Countee Cullen
By:
May 30, 2010
Though now eclipsed by other Harlem Renaissance writers, COUNTEE CULLEN (1903-46) was the movement’s harbinger, and the most celebrated African-American poet of his generation. Largely innocent of Zora Neale Hurston’s folkloric sources and Langston Hughes’ immersion in blues, the NYU- and Harvard-educated pastor’s son’s verse combined mastery of Anglo-European forms with an assured, Keatsian use of rhyme. His pursuit of formal balance hardly numbed him to racial concerns: the three quatrains of “Incident,” in which a passerby’s n-bomb becomes the poet’s sole memory of “the whole of Baltimore,” cut to a depth that a more inflamed presentation might not have matched.
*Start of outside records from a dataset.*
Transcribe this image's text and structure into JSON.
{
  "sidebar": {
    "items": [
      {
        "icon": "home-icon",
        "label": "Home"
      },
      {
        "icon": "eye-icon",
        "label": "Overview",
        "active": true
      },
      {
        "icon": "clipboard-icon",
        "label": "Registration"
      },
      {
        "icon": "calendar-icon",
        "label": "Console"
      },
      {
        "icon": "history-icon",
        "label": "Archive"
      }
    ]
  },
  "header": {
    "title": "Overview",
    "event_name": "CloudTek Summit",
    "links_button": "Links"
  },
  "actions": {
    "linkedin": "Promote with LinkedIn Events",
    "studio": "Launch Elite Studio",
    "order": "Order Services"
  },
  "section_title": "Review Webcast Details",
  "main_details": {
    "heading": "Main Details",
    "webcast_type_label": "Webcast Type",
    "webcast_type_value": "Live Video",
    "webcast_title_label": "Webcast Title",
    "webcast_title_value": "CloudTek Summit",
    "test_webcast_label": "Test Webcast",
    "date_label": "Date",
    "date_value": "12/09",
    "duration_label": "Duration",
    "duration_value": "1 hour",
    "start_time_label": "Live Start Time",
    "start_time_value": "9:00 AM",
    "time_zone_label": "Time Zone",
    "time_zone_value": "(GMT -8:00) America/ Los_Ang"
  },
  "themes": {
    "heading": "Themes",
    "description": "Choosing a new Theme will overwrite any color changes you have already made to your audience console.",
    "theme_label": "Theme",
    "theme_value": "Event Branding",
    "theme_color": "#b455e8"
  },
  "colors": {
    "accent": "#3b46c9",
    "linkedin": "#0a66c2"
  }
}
An early Guggenheim and marriage to W.E.B. Dubois’ daughter, both in 1928, made Cullen a symbolic pillar of the black community, but his later poetry — “universal” in theme but covertly homoerotic — was poorly received by both black and white critics. By the 1930s, he was publishing children’s books (and a translation of The Medea) while teaching junior-high French. Despite these reversals, Cullen never wavered from his own view as to which aspects of his identity were essential and which accidental, as implied by the couplet of an early sonnet: “Yet do I marvel at this curious thing:/To make a poet black, and bid him sing!”